The victory over the brutal German killing machine occurred thanks to the joint efforts of the USSR, the USA, Great Britain and other countries. We survivors salute the soldiers in the Allied forces, we salute our Jewish brethren who fought in the Red Army, and in all the armies that fought against the Nazis, and we salute the partisans and resistance fighters. Were it not for the Allied victory, we would not be here today.
After the liberation from the death camps, ghettos and hiding places, and after the murder of six million of our brethren, most survivors made Aliyah, making their way from Europe to the shores of Eretz Israel. Once here, they took part in the struggle to establish the State; amongst them were sole survivors of entire families, who were then killed on the battlefield in the War of Independence. We contributed to the State’s establishment and development in every field: agriculture, economy, security, science, education and academia, law, industry and culture.

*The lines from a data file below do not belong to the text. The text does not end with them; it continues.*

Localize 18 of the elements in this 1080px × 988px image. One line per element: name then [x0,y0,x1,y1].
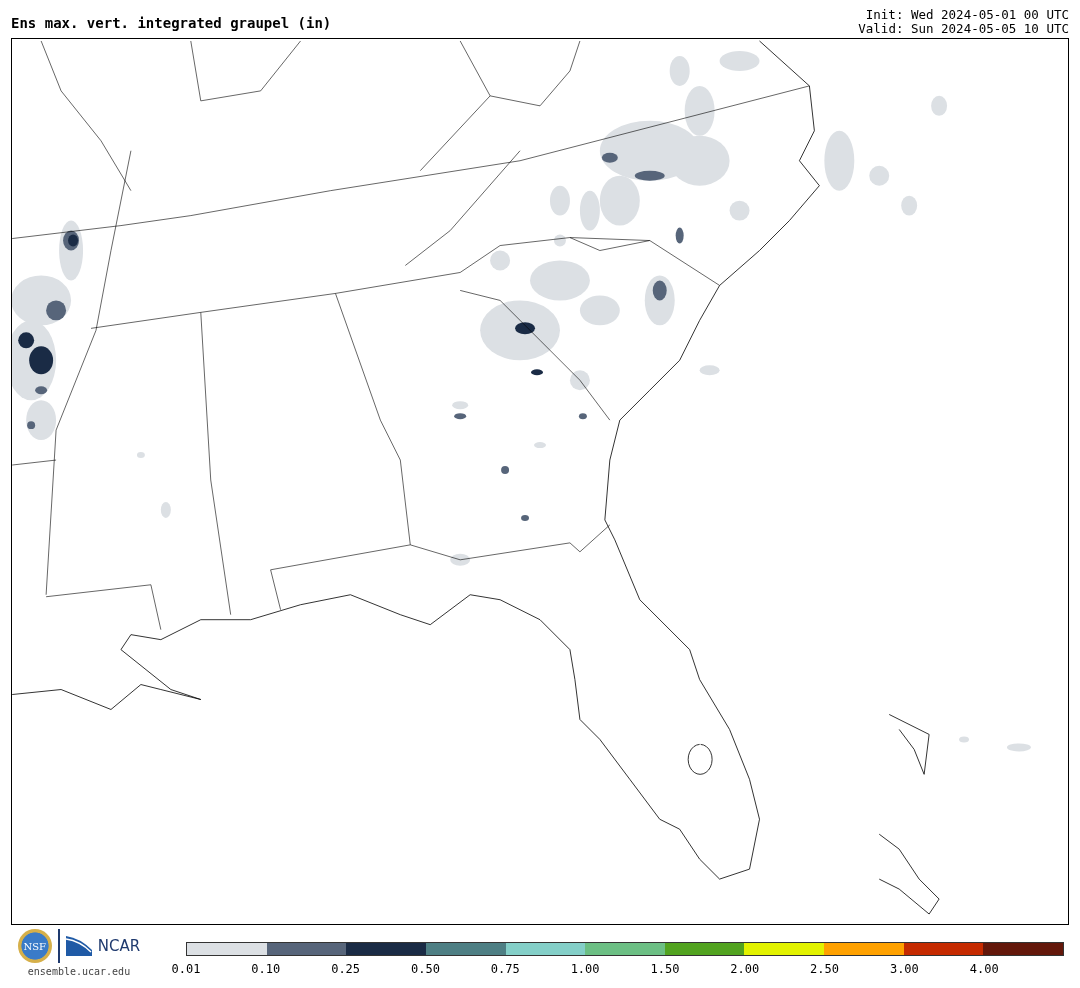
colorbar-label: 4.00 [969,962,999,976]
colorbar-label: 2.50 [810,962,839,976]
colorbar-label: 1.50 [650,962,680,976]
valid-time: Valid: Sun 2024-05-05 10 UTC [858,22,1069,36]
site-url: ensemble.ucar.edu [27,966,131,977]
colorbar-label: 2.00 [730,962,760,976]
colorbar-label: 0.75 [490,962,520,976]
colorbar-label: 0.01 [171,962,201,976]
nsf-logo: NSF [17,929,52,963]
wave-logo-icon [65,936,92,956]
ncar-logo: NCAR [97,937,141,955]
init-time: Init: Wed 2024-05-01 00 UTC [865,8,1069,22]
colorbar-label: 0.10 [251,962,281,976]
colorbar-label: 0.25 [331,962,361,976]
colorbar-label: 0.50 [411,962,440,976]
colorbar-label: 1.00 [570,962,600,976]
map-title: Ens max. vert. integrated graupel (in) [11,15,332,33]
colorbar-label: 3.00 [889,962,919,976]
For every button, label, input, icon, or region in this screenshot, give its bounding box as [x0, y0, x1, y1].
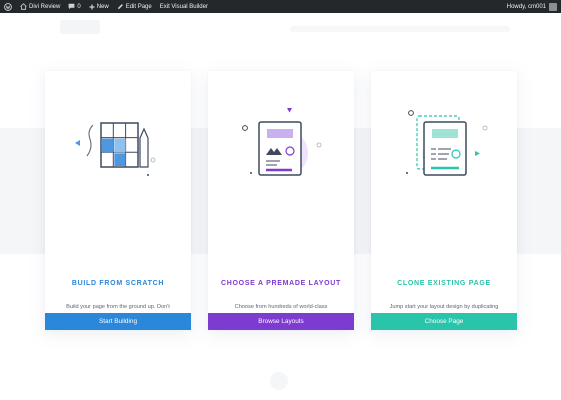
new-label: New — [96, 3, 109, 10]
home-icon — [20, 3, 27, 10]
choose-premade-layout-card: CHOOSE A PREMADE LAYOUT Choose from hund… — [208, 71, 354, 330]
clone-document-icon — [406, 110, 488, 176]
faded-add-button — [270, 372, 288, 390]
card-title: CLONE EXISTING PAGE — [397, 280, 491, 287]
card-title: CHOOSE A PREMADE LAYOUT — [221, 280, 341, 287]
exit-visual-builder-label: Exit Visual Builder — [159, 3, 208, 10]
grid-blueprint-icon — [75, 122, 156, 176]
choose-page-button[interactable]: Choose Page — [371, 313, 517, 330]
user-account-menu[interactable]: Howdy, cm001 — [503, 0, 561, 13]
browse-layouts-button[interactable]: Browse Layouts — [208, 313, 354, 330]
plus-icon — [89, 4, 95, 9]
wordpress-logo-icon[interactable] — [0, 0, 16, 13]
clone-existing-page-card: CLONE EXISTING PAGE Jump start your layo… — [371, 71, 517, 330]
howdy-label: Howdy, cm001 — [506, 3, 546, 10]
admin-bar: Divi Review 0 New Edit Page Exit Visual … — [0, 0, 561, 13]
comments-link[interactable]: 0 — [64, 0, 84, 13]
site-name-label: Divi Review — [29, 3, 61, 10]
layout-document-icon — [242, 108, 322, 176]
build-from-scratch-card: BUILD FROM SCRATCH Build your page from … — [45, 71, 191, 330]
comment-icon — [68, 3, 75, 10]
start-building-button[interactable]: Start Building — [45, 313, 191, 330]
faded-navigation — [290, 26, 510, 32]
exit-visual-builder-link[interactable]: Exit Visual Builder — [156, 0, 212, 13]
comments-count: 0 — [77, 3, 81, 10]
new-content-link[interactable]: New — [85, 0, 113, 13]
avatar — [549, 2, 557, 11]
pencil-icon — [117, 4, 123, 9]
faded-logo — [60, 20, 100, 34]
edit-page-label: Edit Page — [125, 3, 152, 10]
edit-page-link[interactable]: Edit Page — [113, 0, 156, 13]
card-title: BUILD FROM SCRATCH — [71, 280, 165, 287]
site-name-link[interactable]: Divi Review — [16, 0, 64, 13]
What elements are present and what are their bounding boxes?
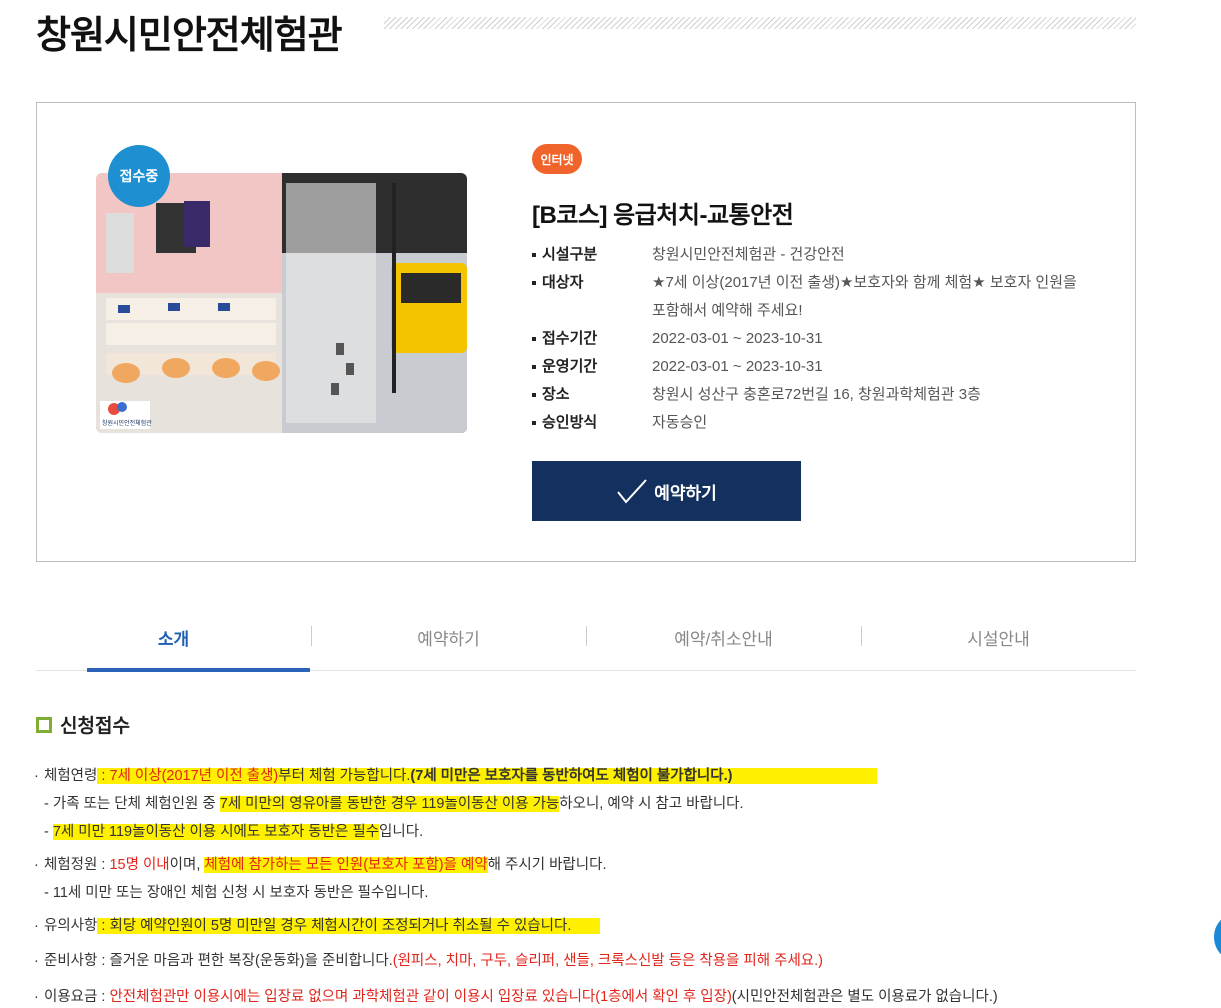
tab-intro[interactable]: 소개 [36, 605, 311, 672]
reserve-button[interactable]: 예약하기 [532, 461, 801, 521]
floating-side-button[interactable] [1214, 912, 1221, 962]
info-row-facility: 시설구분 창원시민안전체험관 - 건강안전 [532, 241, 1092, 269]
rule-text: 입니다. [379, 824, 424, 840]
rule-text: - 가족 또는 단체 체험인원 중 [44, 796, 220, 812]
rule-red-text: 7세 이상(2017년 이전 출생) [109, 768, 279, 784]
reserve-button-label: 예약하기 [654, 483, 717, 503]
rule-label: 체험연령 [44, 768, 98, 784]
info-key: 운영기간 [532, 353, 652, 381]
photo-logo-text: 창원시민안전체험관 [102, 419, 152, 427]
rule-fee: · 이용요금 : 안전체험관만 이용시에는 입장료 없으며 과학체험관 같이 이용… [34, 989, 998, 1005]
info-row-apply-period: 접수기간 2022-03-01 ~ 2023-10-31 [532, 325, 1092, 353]
rule-bold-text: (7세 미만은 보호자를 동반하여도 체험이 불가합니다.) [410, 768, 733, 784]
rule-age: · 체험연령 : 7세 이상(2017년 이전 출생)부터 체험 가능합니다.(7… [34, 764, 878, 785]
rule-text: 해 주시기 바랍니다. [487, 857, 607, 873]
rule-label: 이용요금 [44, 989, 98, 1005]
rule-age-sub1: - 가족 또는 단체 체험인원 중 7세 미만의 영유아를 동반한 경우 119… [44, 792, 744, 813]
info-value: ★7세 이상(2017년 이전 출생)★보호자와 함께 체험★ 보호자 인원을 … [652, 269, 1077, 325]
square-bullet-icon [36, 716, 52, 733]
status-badge: 접수중 [108, 145, 170, 207]
rule-highlight-text: 회당 예약인원이 5명 미만일 경우 체험시간이 조정되거나 취소될 수 있습니… [109, 918, 572, 934]
rule-red-text: 안전체험관만 이용시에는 입장료 없으며 과학체험관 같이 이용시 입장료 있습… [109, 989, 732, 1005]
tab-cancel-guide[interactable]: 예약/취소안내 [586, 605, 861, 670]
rule-highlight-text: 7세 미만의 영유아를 동반한 경우 119놀이동산 이용 가능 [219, 796, 560, 812]
rule-text: - 11세 미만 또는 장애인 체험 신청 시 보호자 동반은 필수입니다. [44, 885, 429, 901]
info-value: 2022-03-01 ~ 2023-10-31 [652, 358, 823, 375]
info-key: 접수기간 [532, 325, 652, 353]
tab-facility-guide[interactable]: 시설안내 [861, 605, 1136, 670]
rule-text: 하오니, 예약 시 참고 바랍니다. [559, 796, 744, 812]
info-value: 2022-03-01 ~ 2023-10-31 [652, 330, 823, 347]
rule-label: 체험정원 [44, 857, 98, 873]
rule-label: 유의사항 [44, 918, 98, 934]
rule-text: 부터 체험 가능합니다. [278, 768, 411, 784]
rule-red-text: 15명 이내 [109, 857, 170, 873]
tab-reserve[interactable]: 예약하기 [311, 605, 586, 670]
rule-text: - [44, 824, 53, 840]
rule-text: 즐거운 마음과 편한 복장(운동화)을 준비합니다. [109, 953, 393, 969]
course-info-list: 시설구분 창원시민안전체험관 - 건강안전 대상자 ★7세 이상(2017년 이… [532, 241, 1092, 437]
check-icon [617, 479, 647, 504]
info-row-target: 대상자 ★7세 이상(2017년 이전 출생)★보호자와 함께 체험★ 보호자 … [532, 269, 1092, 325]
title-decoration [384, 17, 1136, 29]
rule-capacity: · 체험정원 : 15명 이내이며, 체험에 참가하는 모든 인원(보호자 포함)… [34, 857, 607, 873]
info-row-location: 장소 창원시 성산구 충혼로72번길 16, 창원과학체험관 3층 [532, 381, 1092, 409]
info-row-operation-period: 운영기간 2022-03-01 ~ 2023-10-31 [532, 353, 1092, 381]
info-value: 창원시 성산구 충혼로72번길 16, 창원과학체험관 3층 [652, 386, 981, 403]
rule-notice: · 유의사항 : 회당 예약인원이 5명 미만일 경우 체험시간이 조정되거나 취… [34, 914, 600, 935]
tab-bar: 소개 예약하기 예약/취소안내 시설안내 [36, 605, 1136, 672]
rule-highlight-text: 체험에 참가하는 모든 인원(보호자 포함)을 예약 [204, 857, 488, 873]
course-title: [B코스] 응급처치-교통안전 [532, 202, 794, 229]
channel-chip: 인터넷 [532, 144, 582, 174]
rule-text: 이며, [169, 857, 205, 873]
info-row-approval: 승인방식 자동승인 [532, 409, 1092, 437]
rule-age-sub2: - 7세 미만 119놀이동산 이용 시에도 보호자 동반은 필수입니다. [44, 820, 423, 841]
section-header: 신청접수 [36, 711, 130, 738]
info-value-line1: ★7세 이상(2017년 이전 출생)★보호자와 함께 체험★ 보호자 인원을 [652, 274, 1077, 291]
rule-capacity-sub: - 11세 미만 또는 장애인 체험 신청 시 보호자 동반은 필수입니다. [44, 881, 428, 902]
info-key: 시설구분 [532, 241, 652, 269]
info-key: 대상자 [532, 269, 652, 325]
rule-text: (시민안전체험관은 별도 이용료가 없습니다.) [731, 989, 998, 1005]
page-title: 창원시민안전체험관 [36, 15, 343, 57]
info-key: 승인방식 [532, 409, 652, 437]
rule-highlight-text: 7세 미만 119놀이동산 이용 시에도 보호자 동반은 필수 [52, 824, 380, 840]
rule-preparation: · 준비사항 : 즐거운 마음과 편한 복장(운동화)을 준비합니다.(원피스, … [34, 953, 823, 969]
info-key: 장소 [532, 381, 652, 409]
section-title: 신청접수 [60, 716, 130, 737]
rule-red-text: (원피스, 치마, 구두, 슬리퍼, 샌들, 크록스신발 등은 착용을 피해 주… [392, 953, 823, 969]
info-value-line2: 포함해서 예약해 주세요! [652, 302, 803, 319]
rule-label: 준비사항 [44, 953, 98, 969]
info-value: 창원시민안전체험관 - 건강안전 [652, 246, 845, 263]
course-photo: 창원시민안전체험관 [96, 173, 467, 433]
info-value: 자동승인 [652, 414, 708, 431]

We rebuilt our lives, and contributed to society everywhere we went, in Israel and overseas. Several Holocaust survivors even became Nobel Prize laureates. Survivors were the driving force behind Holocaust remembrance, commemoration, documentation and research. We did our utmost to build new lives for ourselves, but also to remember and never to forget.
In May 1945, when we were “reborn”, most of us were 18-28 years old. The generation of our parents and grandparents had been murdered, as had the generation of the children. Sixty years have passed, but the wound has not healed – and perhaps it hurts more now and has reopened in our old age. On Holocaust Martyrs’ and Heroes’ Remembrance Day we all remember the words of the poetess Zelda: “Unto every person there is a name”. We must remember that those who stayed alive also have names.
It is the State of Israel’s duty to remember not only our murdered brothers and sisters, but also the survivors, and to ensure that they are able to grow old with dignity.